Julio, escoltado por la Guardia Civil, llevó a los agentes hasta el paraje donde apareció el cuerpo de Bernardo, confirmando así el horror de los hechos. El niño había sido mutilado y presentaba signos de extracción de grasa. A partir de ahí, las confesiones se sucedieron como piezas de dominó.

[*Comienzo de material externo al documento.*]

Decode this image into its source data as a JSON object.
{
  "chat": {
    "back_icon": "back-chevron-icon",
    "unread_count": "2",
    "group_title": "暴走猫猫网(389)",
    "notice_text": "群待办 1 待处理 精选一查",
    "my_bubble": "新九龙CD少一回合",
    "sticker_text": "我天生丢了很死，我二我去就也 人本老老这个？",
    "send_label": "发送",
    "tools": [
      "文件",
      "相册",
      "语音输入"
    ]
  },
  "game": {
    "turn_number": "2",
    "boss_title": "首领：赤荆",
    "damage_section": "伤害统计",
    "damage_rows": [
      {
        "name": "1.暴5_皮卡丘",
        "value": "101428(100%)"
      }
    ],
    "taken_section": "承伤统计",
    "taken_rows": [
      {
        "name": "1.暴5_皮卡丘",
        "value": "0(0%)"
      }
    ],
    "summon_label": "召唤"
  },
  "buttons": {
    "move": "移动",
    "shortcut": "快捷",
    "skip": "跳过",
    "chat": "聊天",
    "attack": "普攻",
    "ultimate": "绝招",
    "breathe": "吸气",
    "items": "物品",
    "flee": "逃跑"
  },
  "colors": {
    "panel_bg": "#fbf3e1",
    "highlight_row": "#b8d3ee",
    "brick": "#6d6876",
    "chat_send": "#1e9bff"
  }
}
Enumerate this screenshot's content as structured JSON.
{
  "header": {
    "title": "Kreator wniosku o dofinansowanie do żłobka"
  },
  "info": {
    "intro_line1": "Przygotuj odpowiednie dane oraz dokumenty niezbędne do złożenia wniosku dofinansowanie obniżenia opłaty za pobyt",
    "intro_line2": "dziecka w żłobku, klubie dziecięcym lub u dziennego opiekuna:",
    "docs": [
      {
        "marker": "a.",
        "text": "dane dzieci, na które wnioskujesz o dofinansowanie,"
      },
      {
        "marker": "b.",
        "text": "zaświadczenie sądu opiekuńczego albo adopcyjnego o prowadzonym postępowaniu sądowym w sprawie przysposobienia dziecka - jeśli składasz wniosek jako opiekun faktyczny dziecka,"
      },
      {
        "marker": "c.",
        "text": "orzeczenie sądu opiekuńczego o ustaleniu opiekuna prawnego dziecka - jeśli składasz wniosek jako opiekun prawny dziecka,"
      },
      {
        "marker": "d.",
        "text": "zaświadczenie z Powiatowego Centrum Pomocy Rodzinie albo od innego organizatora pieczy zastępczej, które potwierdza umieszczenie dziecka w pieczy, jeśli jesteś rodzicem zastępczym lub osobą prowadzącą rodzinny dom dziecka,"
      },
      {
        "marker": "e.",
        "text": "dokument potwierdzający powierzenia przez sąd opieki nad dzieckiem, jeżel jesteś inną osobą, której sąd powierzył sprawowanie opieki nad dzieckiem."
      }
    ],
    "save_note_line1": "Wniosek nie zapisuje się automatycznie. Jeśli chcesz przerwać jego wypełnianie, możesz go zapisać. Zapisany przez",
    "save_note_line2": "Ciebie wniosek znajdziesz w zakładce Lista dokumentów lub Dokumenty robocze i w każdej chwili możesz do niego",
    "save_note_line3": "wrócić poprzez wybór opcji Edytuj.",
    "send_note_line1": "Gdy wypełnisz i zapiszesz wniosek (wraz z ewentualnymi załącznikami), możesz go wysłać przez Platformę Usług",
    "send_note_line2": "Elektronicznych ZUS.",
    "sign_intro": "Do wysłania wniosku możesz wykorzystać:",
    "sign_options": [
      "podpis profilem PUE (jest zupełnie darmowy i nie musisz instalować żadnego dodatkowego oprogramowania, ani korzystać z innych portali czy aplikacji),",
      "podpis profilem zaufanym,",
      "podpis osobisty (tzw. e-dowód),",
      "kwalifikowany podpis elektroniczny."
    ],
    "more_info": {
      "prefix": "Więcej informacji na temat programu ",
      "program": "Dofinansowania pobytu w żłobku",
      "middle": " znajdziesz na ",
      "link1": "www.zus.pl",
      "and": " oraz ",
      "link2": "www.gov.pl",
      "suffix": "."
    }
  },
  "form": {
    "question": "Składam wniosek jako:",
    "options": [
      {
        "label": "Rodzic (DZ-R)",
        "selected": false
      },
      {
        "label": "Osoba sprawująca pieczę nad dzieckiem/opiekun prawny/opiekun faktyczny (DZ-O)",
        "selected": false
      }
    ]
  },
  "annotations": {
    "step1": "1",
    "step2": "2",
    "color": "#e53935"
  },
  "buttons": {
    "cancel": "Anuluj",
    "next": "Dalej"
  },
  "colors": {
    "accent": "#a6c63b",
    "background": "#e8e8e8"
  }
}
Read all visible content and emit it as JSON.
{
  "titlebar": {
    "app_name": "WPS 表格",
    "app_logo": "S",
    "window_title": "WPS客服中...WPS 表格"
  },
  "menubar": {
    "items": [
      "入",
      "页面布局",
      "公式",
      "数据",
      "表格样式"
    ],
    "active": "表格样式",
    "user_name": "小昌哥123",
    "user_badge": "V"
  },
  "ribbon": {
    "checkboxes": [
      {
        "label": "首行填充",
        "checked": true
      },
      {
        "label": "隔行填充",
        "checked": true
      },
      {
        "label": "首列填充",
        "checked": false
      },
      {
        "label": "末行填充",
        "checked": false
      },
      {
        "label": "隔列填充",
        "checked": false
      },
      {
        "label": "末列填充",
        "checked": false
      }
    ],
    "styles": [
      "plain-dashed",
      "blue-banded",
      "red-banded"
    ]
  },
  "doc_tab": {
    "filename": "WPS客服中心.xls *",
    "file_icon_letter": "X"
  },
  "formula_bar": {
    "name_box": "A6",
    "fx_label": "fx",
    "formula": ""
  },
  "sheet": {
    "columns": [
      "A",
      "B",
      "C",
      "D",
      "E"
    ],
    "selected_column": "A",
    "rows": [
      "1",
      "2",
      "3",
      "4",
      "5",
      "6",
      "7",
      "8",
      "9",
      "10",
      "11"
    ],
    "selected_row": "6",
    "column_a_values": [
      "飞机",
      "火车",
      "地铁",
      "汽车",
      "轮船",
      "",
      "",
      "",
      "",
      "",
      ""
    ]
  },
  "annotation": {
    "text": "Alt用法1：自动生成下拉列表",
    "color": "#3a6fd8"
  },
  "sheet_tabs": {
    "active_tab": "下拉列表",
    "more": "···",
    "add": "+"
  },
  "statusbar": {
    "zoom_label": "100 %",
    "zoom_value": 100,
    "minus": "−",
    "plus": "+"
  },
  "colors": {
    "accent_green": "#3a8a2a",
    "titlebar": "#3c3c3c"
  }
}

Crimen de Gádor: imágenes del hallazgo del cuerpo de Bernardo
El Moruno reconoció haber bebido sangre “porque Leona se lo ordenó como remedio”; Julio el Tonto admitió su colaboración en el secuestro y transporte; y Leona, aunque intentó justificarse bajo el argumento de ser un “remedio ancestral”, ya no tenía escapatoria. El círculo se cerró con la detención de Agustina Rodríguez, acusada de colaborar en la preparación del crimen.
Unas semanas después, se concluyó la instrucción del caso y, en agosto de ese año, se procedió a la celebración del juicio. Se trataba de uno de los procesos judiciales más mediáticos de la España de principios del siglo XX. La prensa, fascinada y horrorizada, bautizó el caso como “el crimen de Gádor” y consolidó la figura de Francisco Leona como el hombre del saco.
A garrote vil
Las sesiones estuvieron abarrotadas de curiosos que querían presenciar cómo se juzgaba a quienes habían cometido semejante aberración. El juez dictó sentencia el 11 de agosto: Francisco Leona fue condenado a muerte, aunque falleció antes de la ejecución víctima de una enfermedad agravada por la edad. Aunque hay expertos que apuntan a que fue envenenado.

El paraje de Gádor donde Francisco Leona y sus compinches escondieron el cadáver del pequeño Bernardo
Francisco Ortega, el Moruno, y Agustina Hernández fueron sentenciados a garrote vil; los hermanos José y Julio fueron condenados a 17 años de prisión y a la pena capital respectivamente, pero el Tonto finalmente fue indultado alegando demencia. En cuanto a la esposa de José, Elena, quedó en libertad libre de cargos.
El crimen de Gádor marcó un antes y un después en la historia criminal de España. La brutalidad de los hechos, la mezcla de superstición y desesperación, y el protagonismo de un curandero siniestro dieron forma a una de las leyendas más duraderas de la cultura popular.
A partir de entonces, el mito del hombre del saco dejó de ser solo un recurso para asustar a los niños: tomó rostro, nombre y apellidos. Y Francisco Leona Romero siempre será recordado como un símbolo del mal alimentado por la ignorancia y la miseria que dejó a un pueblo entero marcado para siempre.